On the north end of Ensenada proper alongside the harbor, the open-air Mercado Negro—which literally translates to Black Market—has been the go-to fish market for locals and touring foodies for decades. The name is a nod to the days when lobster and abalone, stock once licensed for sale by certain fishermen only, were sold clandestinely. Today vendors now openly refill the ice beds with both from dawn to dusk, alongside an incredibly fresh—not to mention unbelievably priced—selection of tuna, yellowtail, marlin, shrimp, oysters, scallop, mussels, crab, stingray, and more.
Muelle Tres, or Dock Three, makes for a quaint waterfront dining experience in a setting that’s small, simple, and informal but soaked with sun-drenched style. The place sells the most white wine in Ensenada, all produced in the nearby Guadalupe Valley, but the true bait are the meaty portions of yellowtail ceviche. Be sure to try the quesadillas, such as D’Harina with shrimp, octopus, and pork rind. The pace is never rushed, so allow yourself added breathing room to enjoy.

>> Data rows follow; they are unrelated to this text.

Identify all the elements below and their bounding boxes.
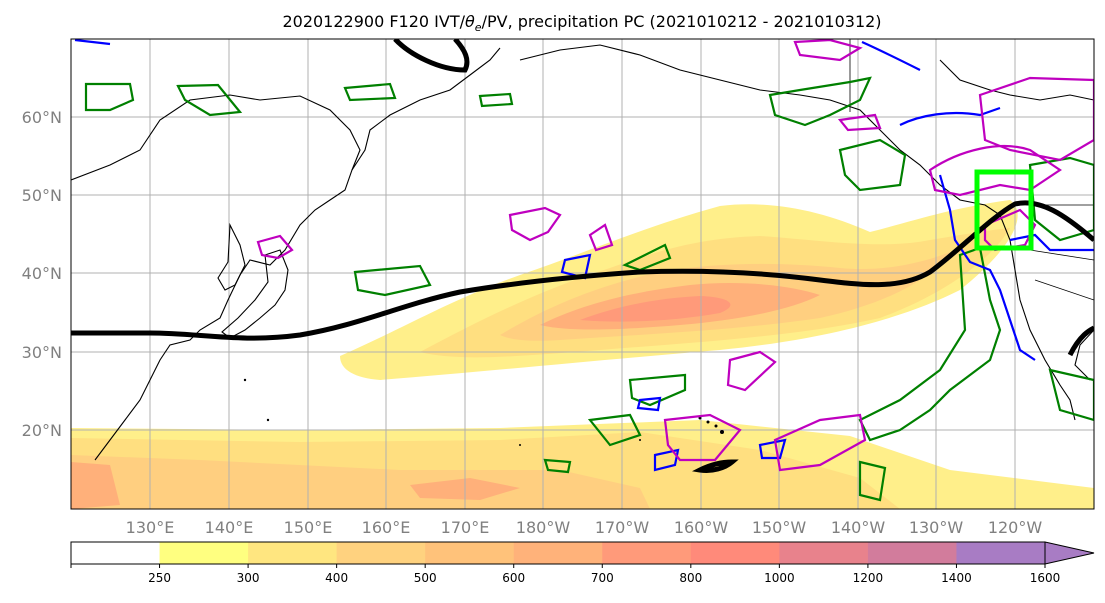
ivt-atmospheric-river	[340, 200, 1018, 380]
colorbar-swatch	[425, 542, 515, 564]
lon-label: 130°W	[909, 518, 964, 537]
lon-label: 160°E	[362, 518, 411, 537]
colorbar-swatch	[690, 542, 780, 564]
latitude-labels: 60°N 50°N 40°N 30°N 20°N	[22, 108, 62, 440]
lon-label: 140°W	[831, 518, 886, 537]
jet-stream-line	[71, 39, 1094, 473]
lat-label: 30°N	[22, 343, 62, 362]
political-borders	[849, 39, 1094, 301]
colorbar-tick-label: 500	[414, 571, 437, 585]
lon-label: 180°W	[516, 518, 571, 537]
colorbar-swatch	[779, 542, 869, 564]
lat-label: 20°N	[22, 421, 62, 440]
map-frame	[70, 38, 1095, 510]
coastlines	[71, 44, 1094, 461]
colorbar-swatch	[159, 542, 249, 564]
highlight-box	[974, 169, 1034, 251]
lon-label: 120°W	[988, 518, 1043, 537]
colorbar-extend-arrow	[1044, 541, 1095, 565]
lat-label: 50°N	[22, 186, 62, 205]
colorbar-tick-label: 1000	[764, 571, 795, 585]
colorbar-swatch	[71, 542, 161, 564]
colorbar-swatch	[336, 542, 426, 564]
colorbar-frame	[70, 541, 1046, 565]
colorbar-tick-label: 400	[325, 571, 348, 585]
colorbar-tick-label: 700	[591, 571, 614, 585]
map-panel	[71, 39, 1094, 509]
ivt-south-band	[71, 420, 1094, 509]
lon-label: 160°W	[674, 518, 729, 537]
blue-contours	[74, 39, 1094, 472]
lon-label: 170°W	[595, 518, 650, 537]
colorbar: 250 300 400 500 600 700 800 1000 1200 1400 1600	[70, 541, 1095, 585]
colorbar-swatch	[513, 542, 603, 564]
colorbar-ticks: 250 300 400 500 600 700 800 1000 1200 1400 1600	[70, 564, 1061, 585]
colorbar-swatches	[71, 542, 1046, 564]
lon-label: 170°E	[441, 518, 490, 537]
longitude-labels: 130°E 140°E 150°E 160°E 170°E 180°W 170°…	[126, 518, 1043, 537]
colorbar-tick-label: 1200	[853, 571, 884, 585]
lat-label: 60°N	[22, 108, 62, 127]
lon-label: 140°E	[205, 518, 254, 537]
colorbar-tick-label: 600	[502, 571, 525, 585]
lon-label: 130°E	[126, 518, 175, 537]
green-contours	[84, 76, 1094, 502]
colorbar-tick-label: 1600	[1030, 571, 1061, 585]
colorbar-tick-label: 800	[679, 571, 702, 585]
colorbar-swatch	[248, 542, 338, 564]
colorbar-swatch	[602, 542, 692, 564]
magenta-contours	[256, 39, 1094, 472]
figure-title: 2020122900 F120 IVT/θe/PV, precipitation…	[282, 12, 881, 34]
colorbar-tick-label: 300	[237, 571, 260, 585]
colorbar-tick-label: 250	[148, 571, 171, 585]
colorbar-tick-label: 1400	[941, 571, 972, 585]
lon-label: 150°W	[752, 518, 807, 537]
colorbar-swatch	[867, 542, 957, 564]
lat-label: 40°N	[22, 264, 62, 283]
colorbar-swatch	[956, 542, 1046, 564]
lon-label: 150°E	[284, 518, 333, 537]
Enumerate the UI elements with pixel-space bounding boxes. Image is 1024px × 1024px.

Open 15 years on the edge of the harbor near the city’s maritime customs office on Teniente Azueta, Manzanilla is a forerunning mainstay of the Ensenada food scene that’s heralded as one of Mexico’s best. Inspired by the cooking customs of Ensenada fishermen who once netted the majority of Mexico’s tuna supply, chefs Benito Molina and Solange Muris cook up local ingredients from both land and sea with a perfected Mediterranean flair. Enjoy smoked oysters or lovely abalone in this converted warehouse with neon-pink chandeliers and modern art galore.